Summer’s here and exams are over. It’s a great time to be a university student in Europe — unless you’re from Russia.
In the wake of the Kremlin’s war on Ukraine, which began in February, Russian students in European universities have been caught in a tough spot.
On one side, some students report rising levels of Russophobia in the West. From another direction, Moscow is attempting to incentivize them to come back home to study. All the while, European universities lurch between helping students and aggravating their problems.
“Not many people know I’m Russian, I usually don’t tell people my nationality,” said one 20-year-old student from Moscow at Exeter university in the U.K. who requested anonymity to speak.
“If I say something bad about Russia, I will have problems there — if I say something good about Russia, I will have problems here,” the Exeter student added.
In some universities, Russian students say Russophobia has become almost normalized, while others accuse universities of actively contributing to discrimination.
A 20-year-old student from Siberia, studying at Adam Mickiewicz University in Poznań, western Poland, who also asked to remain anonymous, said she was “very shocked” to hear a professor tell his students Russophobia was “the most appropriate response” to the war. “I quit this class,” she said. POLITICO was unable to contact the professor for a response to the student’s allegation.
Elena Ledneva, 33, applied to the University of West London for a master’s program in luxury hospitality management after moving to London from Russia’s Samara region last year. To her surprise, the university rejected her, telling her in late May in an email seen by POLITICO that this decision was made “in response to the recent events and situation in Ukraine.”
“It was really frustrating because I have no influence on what’s going on in the world right now,” Ledneva said, adding that she is “totally against” Russia’s invasion of Ukraine. “I [just] want to study and I want to do good and to be useful here in the U.K.”
In response to the allegations, a spokesperson for the University of West London said the email was sent “in error” and was “due to an internal miscommunication.”
In a similar vein, Tartu University in Estonia also caused controversy after announcing in March it would ban all future Russian applicants, which the university’s vice-rector later defended on “security” grounds.
Mikhail Suslov, an associate professor at the University of Copenhagen who researches Russia’s diaspora, argues that any academic discrimination is counterproductive. He said it risks playing into the Kremlin’s hands, which has long wielded the propaganda line that Russians are victimized unfairly.
In some universities, Russian students say Russophobia has become almost normalized | Dan Kitwood/Getty Images
But universities have largely tried to be supportive, and such cases are rare, said Michael Gaebel, director of the European University Association, which represents more than 850 universities across Europe.
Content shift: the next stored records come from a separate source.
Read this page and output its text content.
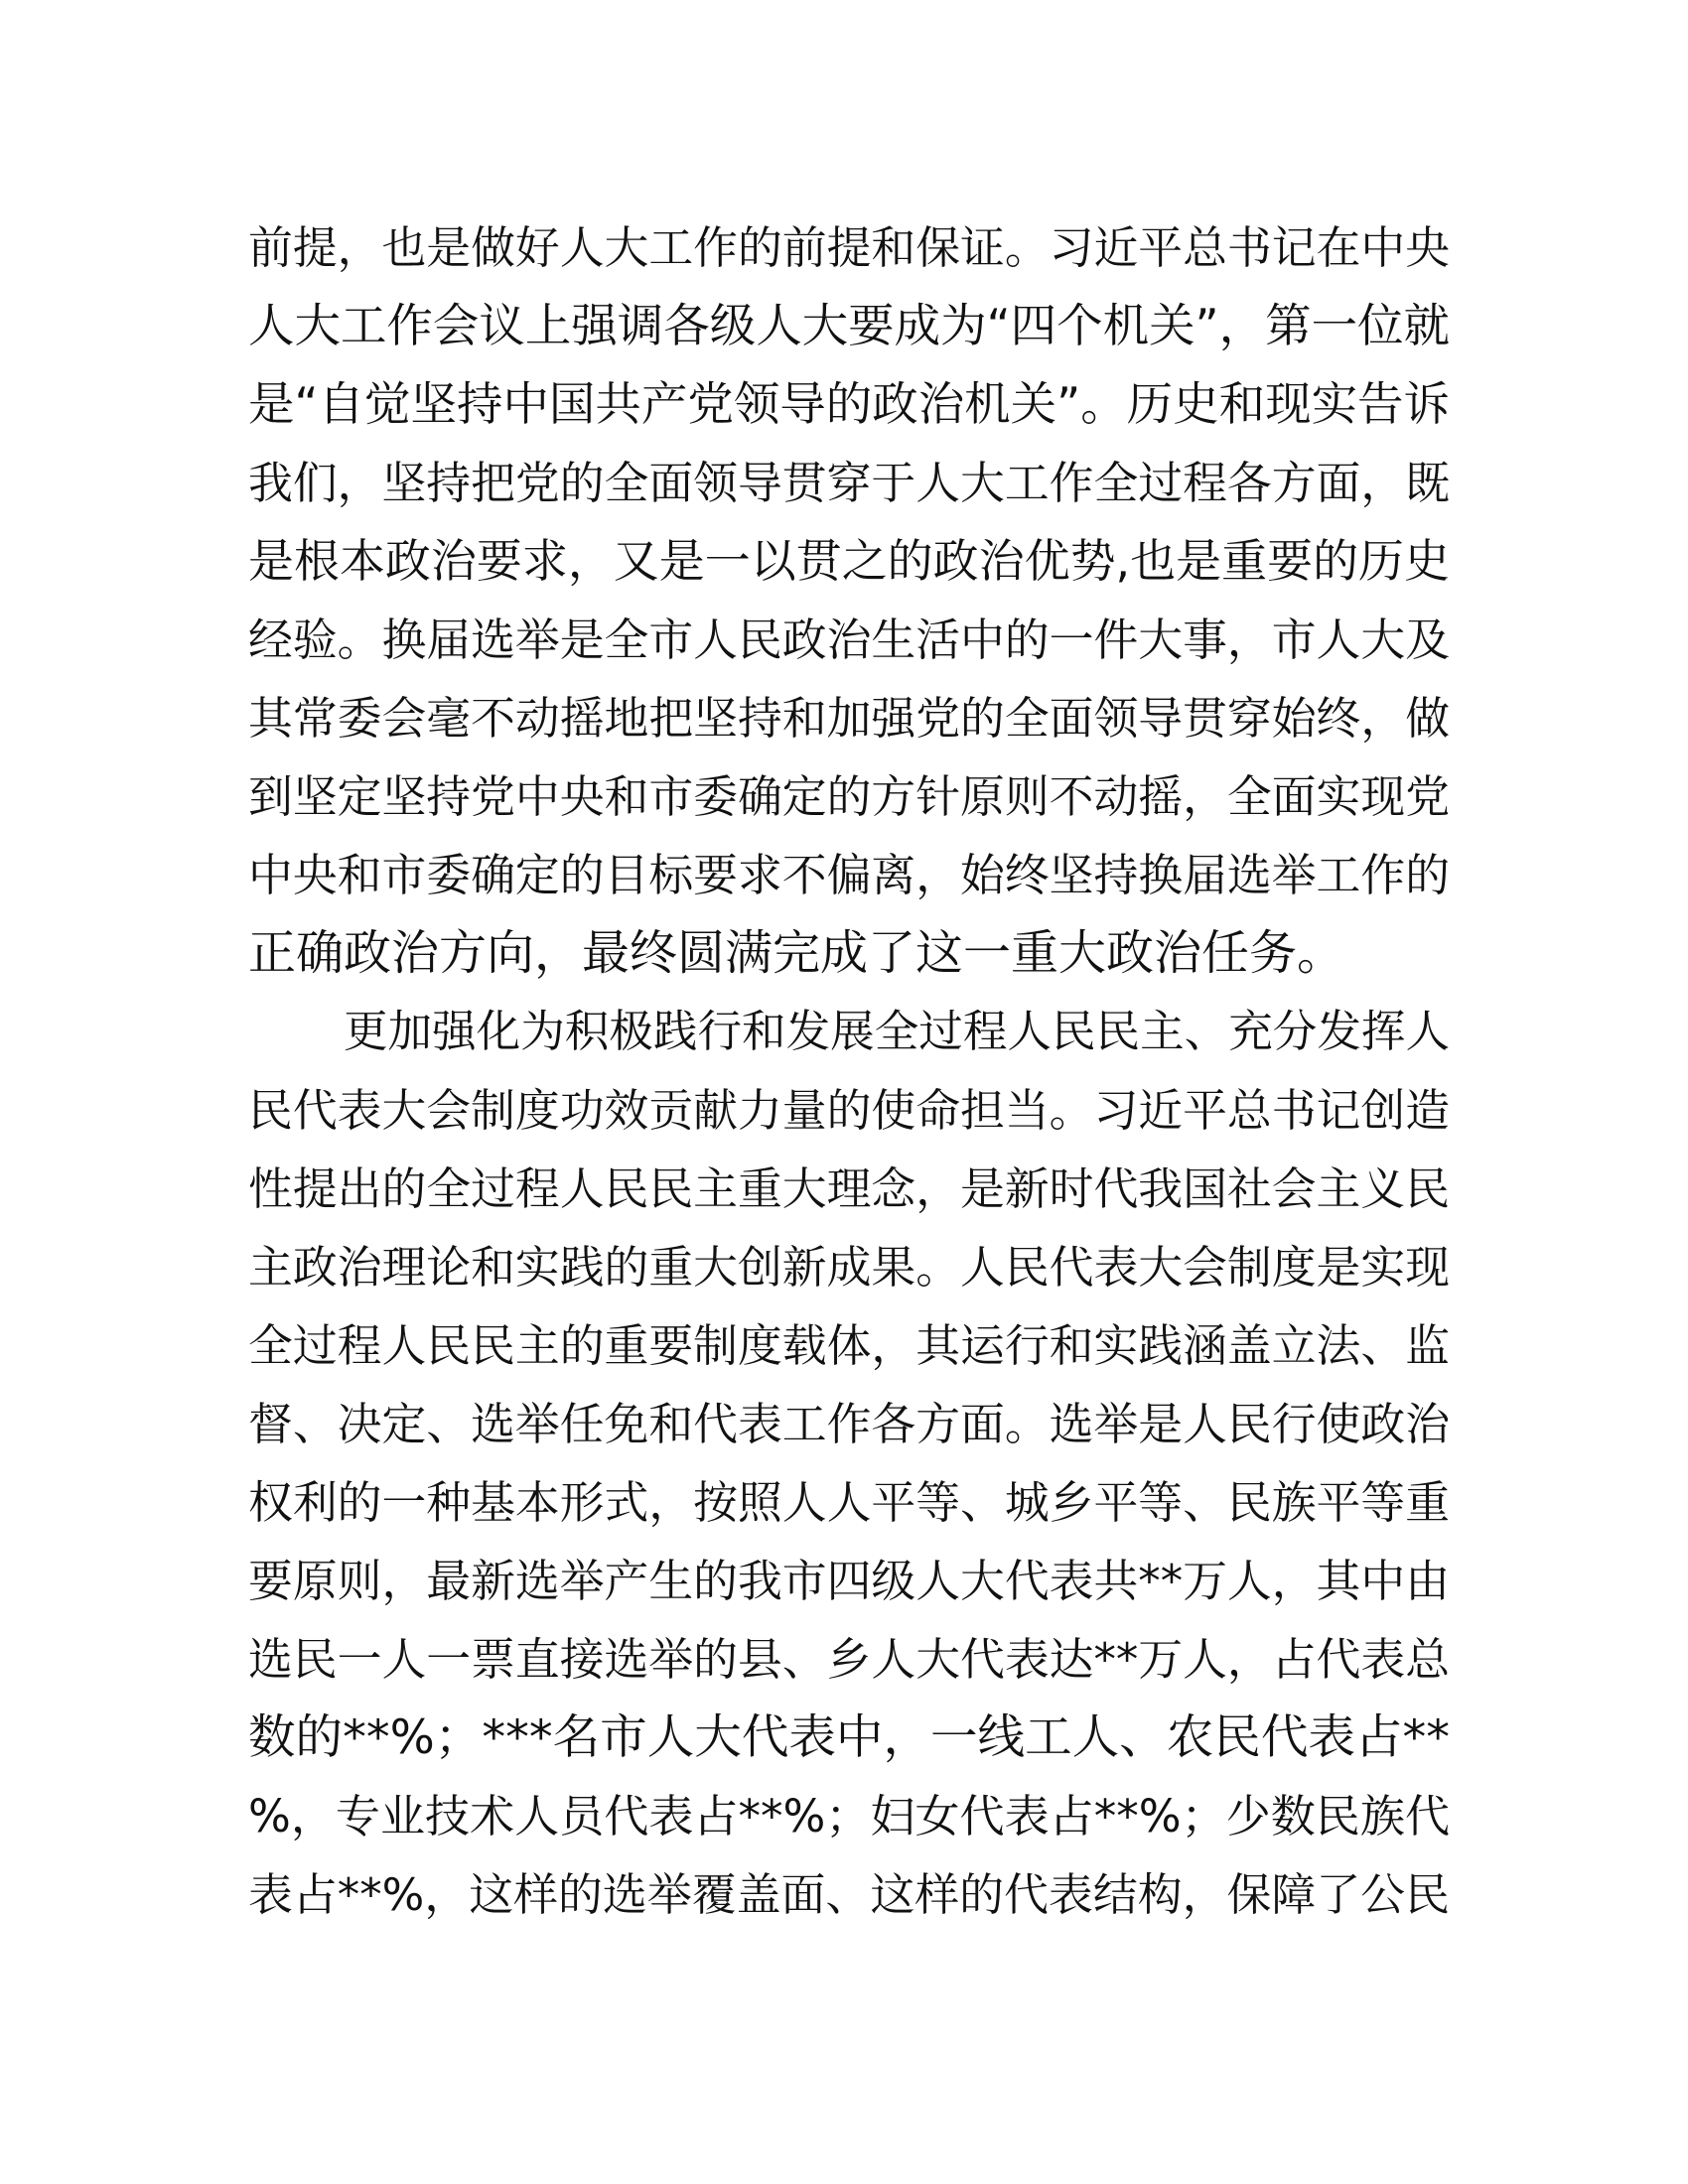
前提，也是做好人大工作的前提和保证。习近平总书记在中央
人大工作会议上强调各级人大要成为“四个机关”，第一位就
是“自觉坚持中国共产党领导的政治机关”。历史和现实告诉
我们，坚持把党的全面领导贯穿于人大工作全过程各方面，既
是根本政治要求，又是一以贯之的政治优势,也是重要的历史
经验。换届选举是全市人民政治生活中的一件大事，市人大及
其常委会毫不动摇地把坚持和加强党的全面领导贯穿始终，做
到坚定坚持党中央和市委确定的方针原则不动摇，全面实现党
中央和市委确定的目标要求不偏离，始终坚持换届选举工作的
正确政治方向，最终圆满完成了这一重大政治任务。
更加强化为积极践行和发展全过程人民民主、充分发挥人
民代表大会制度功效贡献力量的使命担当。习近平总书记创造
性提出的全过程人民民主重大理念，是新时代我国社会主义民
主政治理论和实践的重大创新成果。人民代表大会制度是实现
全过程人民民主的重要制度载体，其运行和实践涵盖立法、监
督、决定、选举任免和代表工作各方面。选举是人民行使政治
权利的一种基本形式，按照人人平等、城乡平等、民族平等重
要原则，最新选举产生的我市四级人大代表共**万人，其中由
选民一人一票直接选举的县、乡人大代表达**万人，占代表总
数的**%；***名市人大代表中，一线工人、农民代表占**
%，专业技术人员代表占**%；妇女代表占**%；少数民族代
表占**%，这样的选举覆盖面、这样的代表结构，保障了公民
“The attention is really on the Ukrainian students, but what we can see in the sector is growing awareness that we have to take care of our Russian colleagues in Europe,” he said.
A second student at Adam Mickiewicz University, a 21-year-old from Siberia who asked not to be named, says she felt supported. After arriving in Poland for an exchange program one day before the war began with just €300, she was soon left without any way of withdrawing her savings after EU countries cut Russia off from the SWIFT payment system.
But the university stepped in to help the anthropology major. She said they gave her advice on visas as well as a 1,000 zloty (€212) monthly stipend after her accounts were frozen.
More than 48,000 Russians study abroad annually, with the largest numbers going to Germany, the Czech Republic, the U.K., France and Finland.
Markéta Martínková, vice-rector at Charles University in Prague, which hosts 1,500 Russian students, said the institution has made it clear that it wouldn’t tolerate Russophobia after hearing reports from students.
“We don’t judge our students — we just try to support them,” she said. “We stress that we don’t support any action based on the principle of collective guilt.”
But the Kremlin has seized on allegations of discrimination to stoke fear among Russian students in a bid to persuade them to return home.
In late February, Russia’s human rights envoy Tatyana Moskalkova claimed without evidence that Russian students were being expelled from European universities. The Russian ministry of education then announced those facing “infringements of their rights” would be granted automatic entry to the country’s top universities if they returned home.
The anthropology student at Adam Mickiewicz University said that officials from her university in Russia called her 10 times in the first month of the war, and eventually persuaded her to return despite the support she’d received and the fact she wanted to stay in Poland.
Suslov argues this is because ultimately students pose a threat to the survival of Putin’s regime, and the Kremlin needs them to be contained in a controlled information environment.
“The Russian political elite sees the Russian diaspora as a potential competitor and as a potential hotbed of dissidents with anti-Kremlin sentiments,” he said, adding that cultural exchange is also important as it counters the state’s narrative around Russians having “different” values to the West.
Could the Russian students of today be the regime change agents of tomorrow? The Kremlin is doing its best to torpedo that notion.